Vía: El Universo | Escrito por Alfonso Reece Dousdebés
Pasado mañana se cumplirán doscientos años del nacimiento de uno de los mayores genios musicales, Richard Wagner. A diferencia de otros músicos excepcionales, como Beethoven, Rossini o Liszt, a los que se venera sin reparar en defectillos que pudieron tener, cualquier persona medio sensata que expresa admiración por la innegable grandeza de Wagner, lo hace tomando distancia y salvedades, pues está contaminado de una espantosa mácula: fue un declarado antisemita. Se ha tratado de minimizar esta ideología, como una especie de travesura que se le puede perdonar a un genio, pero no es así.
El prejuicio antijudío inficiona la obra del compositor alemán. Desenredando la compleja trama simbólica de sus óperas, eruditos analistas han demostrado muy convincentemente que en ellas se glorifica a la raza germana en personajes divinos, mientras que los antagonistas, feos y malignos, son pintados con claros rasgos hebreos. Y esto no pasaría de ser una especulación más o menos ingeniosa, si en la vasta pero poco leída obra ensayística del compositor no apareciese de manera enfática y clara su repugnancia hacia los judíos. Hay evidencia de que Hitler fue influido por Wagner probablemente más que por filósofos, escritores y otros artistas. Y no hace falta ser demasiado docto para ver que en la liturgia grandilocuente del nacionalsocialismo había una evidente influencia de la operística wagneriana, sin que faltasen, muchas veces, ejecuciones de sus obras en actos nazis. Esto ha provocado, y se entiende, que Wagner sea anatema en Israel. Daniel Barenboim es uno de los mejores directores de orquesta del mundo, judío argentino, también tiene nacionalidad israelí. Hace unos años se atrevió a tocar una pieza de Tristán e Isolda en Jerusalén, levantando una feroz polémica. Otros intentos de hacer algo parecido no han cuajado.
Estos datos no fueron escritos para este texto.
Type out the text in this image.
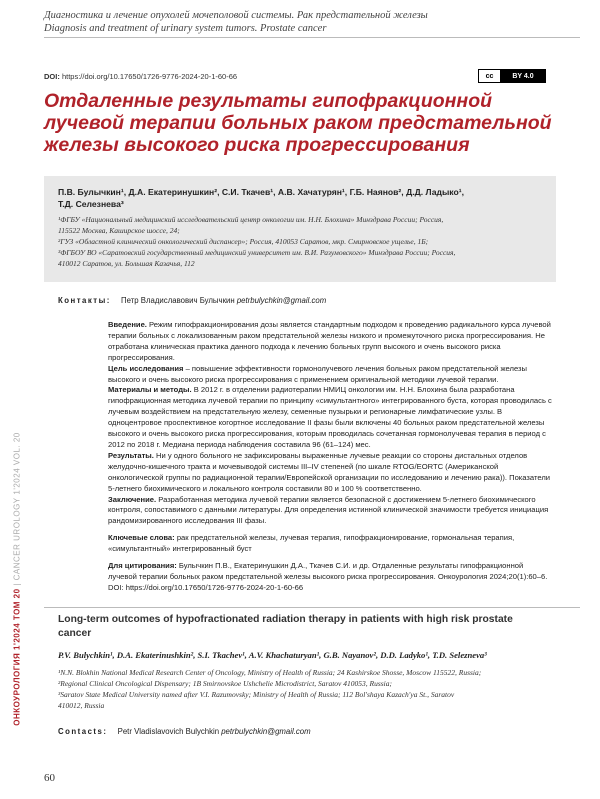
Диагностика и лечение опухолей мочеполовой системы. Рак предстательной железы
Diagnosis and treatment of urinary system tumors. Prostate cancer
DOI: https://doi.org/10.17650/1726-9776-2024-20-1-60-66	cc	BY 4.0
Отдаленные результаты гипофракционной лучевой терапии больных раком предстательной железы высокого риска прогрессирования
П.В. Булычкин¹, Д.А. Екатеринушкин², С.И. Ткачев¹, А.В. Хачатурян¹, Г.Б. Наянов², Д.Д. Ладыко¹,
Т.Д. Селезнева³
¹ФГБУ «Национальный медицинский исследовательский центр онкологии им. Н.Н. Блохина» Минздрава России; Россия,
115522 Москва, Каширское шоссе, 24;
²ГУЗ «Областной клинический онкологический диспансер»; Россия, 410053 Саратов, мкр. Смирновское ущелье, 1Б;
³ФГБОУ ВО «Саратовский государственный медицинский университет им. В.И. Разумовского» Минздрава России; Россия,
410012 Саратов, ул. Большая Казачья, 112
Контакты: Петр Владиславович Булычкин petrbulychkin@gmail.com

Введение. Режим гипофракционирования дозы является стандартным подходом к проведению радикального курса лучевой терапии больных с локализованным раком предстательной железы низкого и промежуточного риска прогрессирования. Не отработана клиническая практика данного подхода к лечению больных групп высокого и очень высокого риска прогрессирования.

Цель исследования – повышение эффективности гормонолучевого лечения больных раком предстательной железы высокого и очень высокого риска прогрессирования с применением оригинальной методики лучевой терапии.

Материалы и методы. В 2012 г. в отделении радиотерапии НМИЦ онкологии им. Н.Н. Блохина была разработана гипофракционная методика лучевой терапии по принципу «симультантного» интегрированного буста, которая проводилась с лучевым воздействием на предстательную железу, семенные пузырьки и регионарные лимфатические узлы. В одноцентровое проспективное когортное исследование II фазы были включены 40 больных раком предстательной железы высокого и очень высокого риска прогрессирования, которым проводилась сочетанная гормонолучевая терапия в период с 2012 по 2018 г. Медиана периода наблюдения составила 96 (61–124) мес.

Результаты. Ни у одного больного не зафиксированы выраженные лучевые реакции со стороны дистальных отделов желудочно-кишечного тракта и мочевыводой системы III–IV степеней (по шкале RTOG/EORTC (Американской онкологической группы по радиационной терапии/Европейской организации по исследованию и лечению рака)). Показатели 5-летнего биохимического и локального контроля составили 80 и 100 % соответственно.

Заключение. Разработанная методика лучевой терапии является безопасной с достижением 5-летнего биохимического контроля, сопоставимого с данными литературы. Для определения истинной клинической значимости требуется инициация рандомизированного исследования III фазы.

Ключевые слова: рак предстательной железы, лучевая терапия, гипофракционирование, гормональная терапия, «симультантный» интегрированный буст

Для цитирования: Булычкин П.В., Екатеринушкин Д.А., Ткачев С.И. и др. Отдаленные результаты гипофракционной лучевой терапии больных раком предстательной железы высокого риска прогрессирования. Онкоурология 2024;20(1):60–6. DOI: https://doi.org/10.17650/1726-9776-2024-20-1-60-66

Long-term outcomes of hypofractionated radiation therapy in patients with high risk prostate cancer
P.V. Bulychkin¹, D.A. Ekaterinushkin², S.I. Tkachev¹, A.V. Khachaturyan¹, G.B. Nayanov², D.D. Ladyko¹, T.D. Selezneva³
¹N.N. Blokhin National Medical Research Center of Oncology, Ministry of Health of Russia; 24 Kashirskoe Shosse, Moscow 115522, Russia;
²Regional Clinical Oncological Dispensary; 1B Smirnovskoe Ushchelie Microdistrict, Saratov 410053, Russia;
³Saratov State Medical University named after V.I. Razumovsky; Ministry of Health of Russia; 112 Bol'shaya Kazach'ya St., Saratov
410012, Russia
Contacts: Petr Vladislavovich Bulychkin petrbulychkin@gmail.com
60
ОНКОУРОЛОГИЯ 1'2024 ТОМ 20 | CANCER UROLOGY 1'2024 VOL. 20
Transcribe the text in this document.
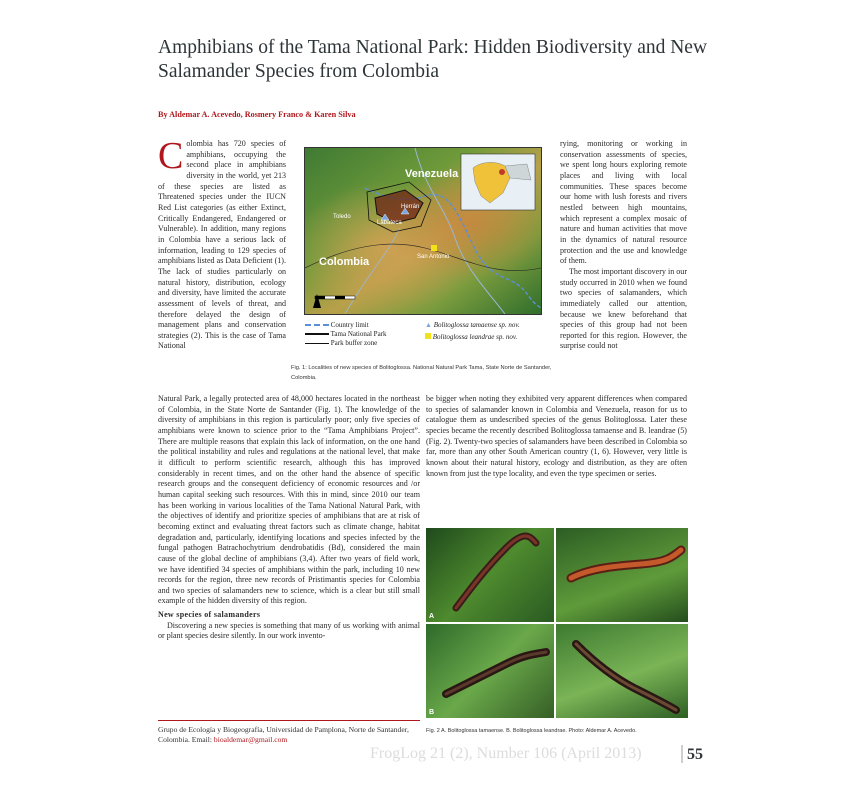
Amphibians of the Tama National Park: Hidden Biodiversity and New Salamander Species from Colombia
By Aldemar A. Acevedo, Rosmery Franco & Karen Silva
C olombia has 720 species of amphibians, occupying the second place in amphibians diversity in the world, yet 213 of these species are listed as Threatened species under the IUCN Red List categories (as either Extinct, Critically Endangered, Endangered or Vulnerable). In addition, many regions in Colombia have a serious lack of information, leading to 129 species of amphibians listed as Data Deficient (1). The lack of studies particularly on natural history, distribution, ecology and diversity, have limited the accurate assessment of levels of threat, and therefore delayed the design of management plans and conservation strategies (2). This is the case of Tama National

Venezuela
Colombia
Toledo
Herrán
Labateca
San Antonio
Country limit
Tama National Park
Park buffer zone
▲ Bolitoglossa tamaense sp. nov.
Bolitoglossa leandrae sp. nov.
Fig. 1: Localities of new species of Bolitoglossa. National Natural Park Tama, State Norte de Santander, Colombia.

rying, monitoring or working in conservation assessments of species, we spent long hours exploring remote places and living with local communities. These spaces become our home with lush forests and rivers nestled between high mountains, which represent a complex mosaic of nature and human activities that move in the dynamics of natural resource protection and the use and knowledge of them.

The most important discovery in our study occurred in 2010 when we found two species of salamanders, which immediately called our attention, because we knew beforehand that species of this group had not been reported for this region. However, the surprise could not

Natural Park, a legally protected area of 48,000 hectares located in the northeast of Colombia, in the State Norte de Santander (Fig. 1). The knowledge of the diversity of amphibians in this region is particularly poor; only five species of amphibians were known to science prior to the “Tama Amphibians Project”. There are multiple reasons that explain this lack of information, on the one hand the political instability and rules and regulations at the national level, that make it difficult to perform scientific research, although this has improved considerably in recent times, and on the other hand the absence of specific research groups and the consequent deficiency of economic resources and /or human capital seeking such resources. With this in mind, since 2010 our team has been working in various localities of the Tama National Natural Park, with the objectives of identify and prioritize species of amphibians that are at risk of becoming extinct and evaluating threat factors such as climate change, habitat degradation and, particularly, identifying locations and species infected by the fungal pathogen Batrachochytrium dendrobatidis (Bd), considered the main cause of the global decline of amphibians (3,4). After two years of field work, we have identified 34 species of amphibians within the park, including 10 new records for the region, three new records of Pristimantis species for Colombia and two species of salamanders new to science, which is a clear but still small example of the hidden diversity of this region.

New species of salamanders

Discovering a new species is something that many of us working with animal or plant species desire silently. In our work invento-

be bigger when noting they exhibited very apparent differences when compared to species of salamander known in Colombia and Venezuela, reason for us to catalogue them as undescribed species of the genus Bolitoglossa. Later these species became the recently described Bolitoglossa tamaense and B. leandrae (5) (Fig. 2). Twenty-two species of salamanders have been described in Colombia so far, more than any other South American country (1, 6). However, very little is known about their natural history, ecology and distribution, as they are often known from just the type locality, and even the type specimen or series.

A
B
Fig. 2 A. Bolitoglossa tamaense. B. Bolitoglossa leandrae. Photo: Aldemar A. Acevedo.
Grupo de Ecología y Biogeografía, Universidad de Pamplona, Norte de Santander, Colombia. Email: bioaldemar@gmail.com
FrogLog 21 (2), Number 106 (April 2013)	55
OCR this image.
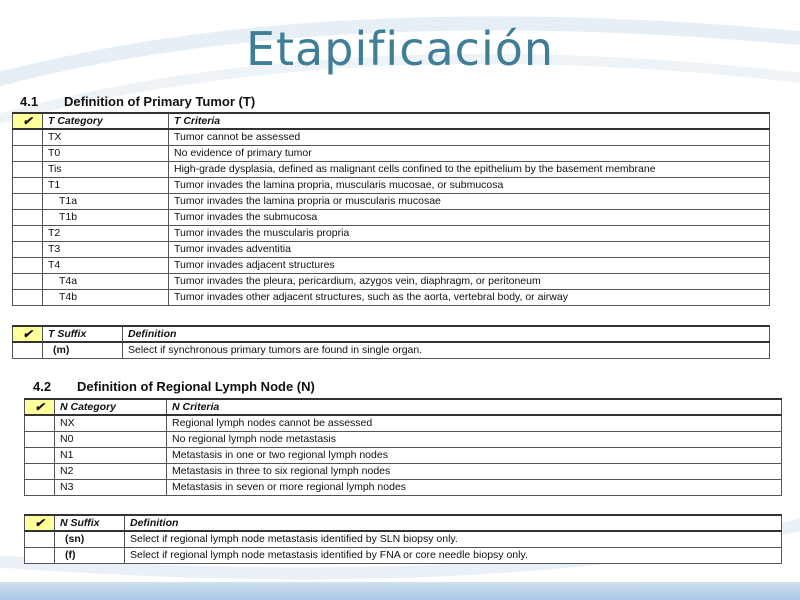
Etapificación
4.1 Definition of Primary Tumor (T)
✔	T Category	T Criteria
	TX	Tumor cannot be assessed
	T0	No evidence of primary tumor
	Tis	High-grade dysplasia, defined as malignant cells confined to the epithelium by the basement membrane
	T1	Tumor invades the lamina propria, muscularis mucosae, or submucosa
	T1a	Tumor invades the lamina propria or muscularis mucosae
	T1b	Tumor invades the submucosa
	T2	Tumor invades the muscularis propria
	T3	Tumor invades adventitia
	T4	Tumor invades adjacent structures
	T4a	Tumor invades the pleura, pericardium, azygos vein, diaphragm, or peritoneum
	T4b	Tumor invades other adjacent structures, such as the aorta, vertebral body, or airway
✔	T Suffix	Definition
	(m)	Select if synchronous primary tumors are found in single organ.
4.2 Definition of Regional Lymph Node (N)
✔	N Category	N Criteria
	NX	Regional lymph nodes cannot be assessed
	N0	No regional lymph node metastasis
	N1	Metastasis in one or two regional lymph nodes
	N2	Metastasis in three to six regional lymph nodes
	N3	Metastasis in seven or more regional lymph nodes
✔	N Suffix	Definition
	(sn)	Select if regional lymph node metastasis identified by SLN biopsy only.
	(f)	Select if regional lymph node metastasis identified by FNA or core needle biopsy only.
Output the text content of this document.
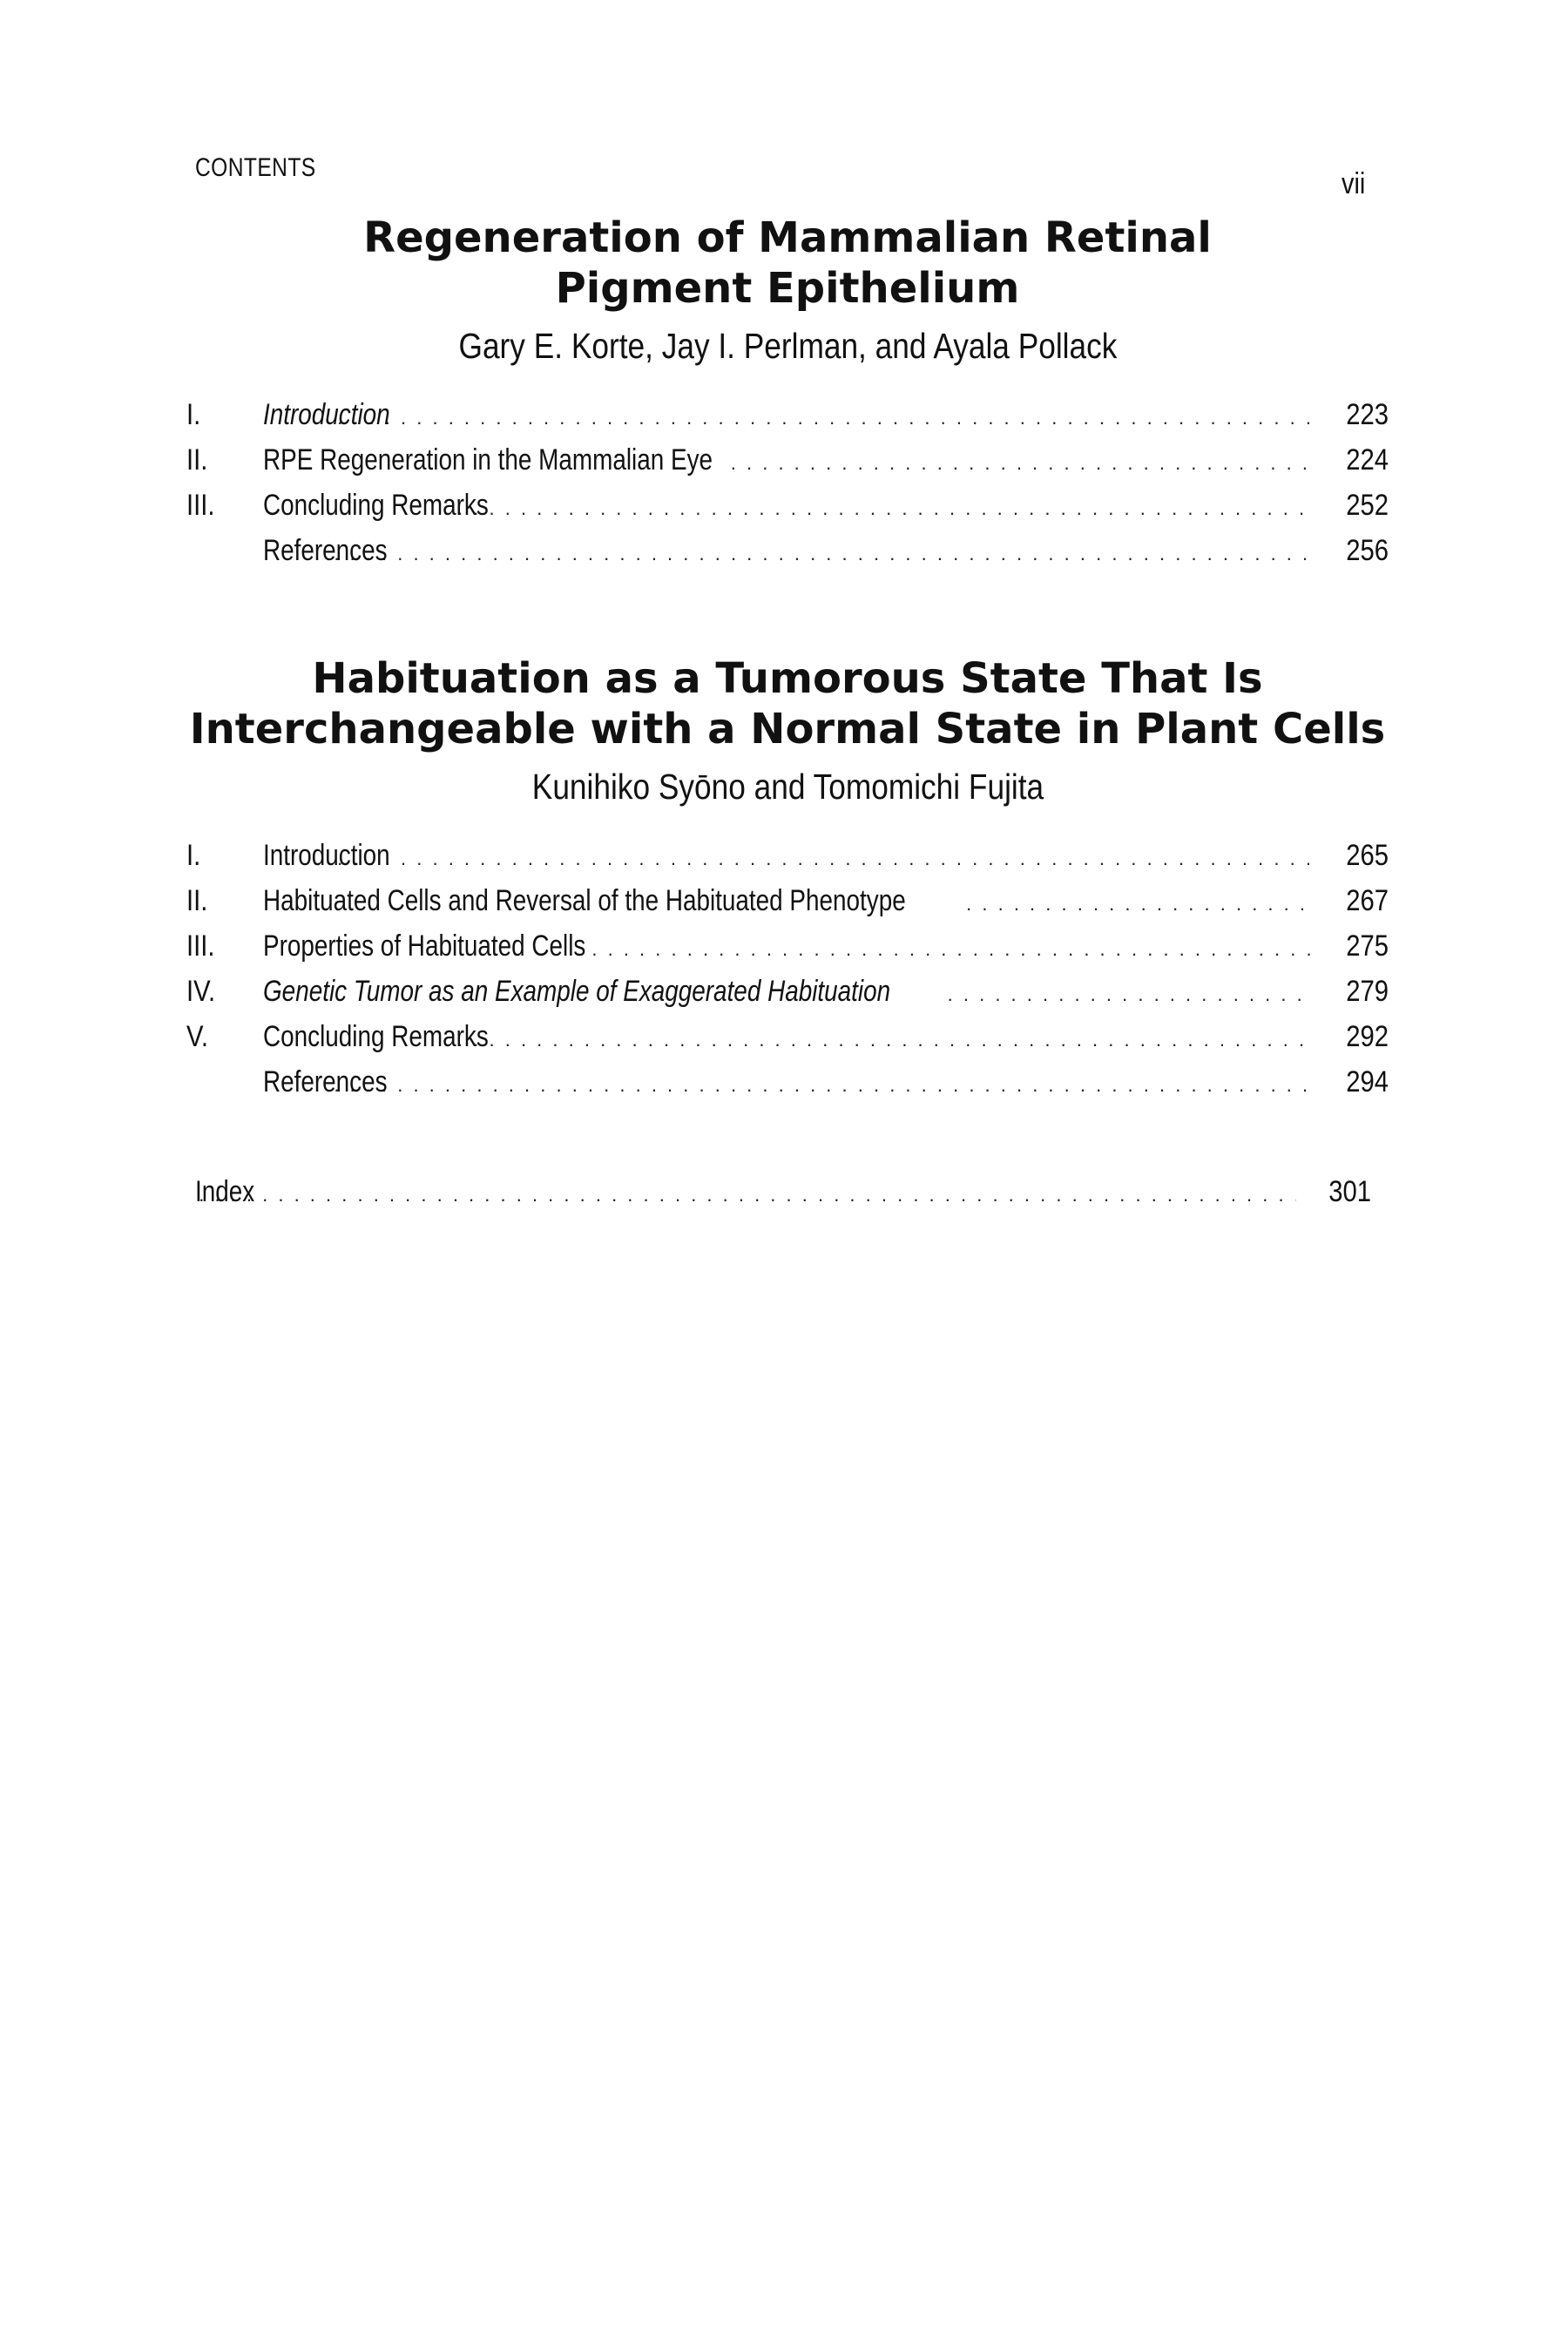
CONTENTS	vii
Regeneration of Mammalian Retinal
Pigment Epithelium

Gary E. Korte, Jay I. Perlman, and Ayala Pollack

I.	Introduction . . .	223
II.	RPE Regeneration in the Mammalian Eye . . .	224
III.	Concluding Remarks . . .	252
References . . .	256
Habituation as a Tumorous State That Is
Interchangeable with a Normal State in Plant Cells

Kunihiko Syōno and Tomomichi Fujita

I.	Introduction . . .	265
II.	Habituated Cells and Reversal of the Habituated Phenotype . . .	267
III.	Properties of Habituated Cells . . .	275
IV.	Genetic Tumor as an Example of Exaggerated Habituation . . .	279
V.	Concluding Remarks . . .	292
References . . .	294
Index . . .	301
La política es un arte cuyos efectos se desarrollan más en el campo de las sensaciones y lo irracional. Cuando se habla de la “inteligencia política” de una persona, no se está pensando en la capacidad de razonamiento abstracto, sino en la destreza para producir sensaciones y efectos. No sorprende entonces que el imaginario político sea muy influido por la música que, con sutileza, penetra en los sectores irracionales de la mente, en los sentimientos, siendo más convincente que la lógica. Una canción vale por mil discursos y de hecho muchísima más gente oye canciones que lee libros. Aterrizando en nuestra circunstancia estas teorías, es evidente que los libros de los teóricos del socialismo nacionalista del siglo XXI no han sido leídos más que por unos pocos iniciados fanáticos. En cambio, millones de personas estuvieron expuestas a la llamada “música protesta” de los años setenta. En sus letras, henchidas de resentimiento e impotencia, aprendieron a despreciar al emprendimiento privado, a la prensa libre, a las instituciones republicanas y a los valores occidentales. Solo hacía falta que alguien recogiera lo que estos músicos sembraron, apoderándose de sus versos, convirtiéndolos en consignas electorales primero y luego en programas de gobierno. La tenían fácil.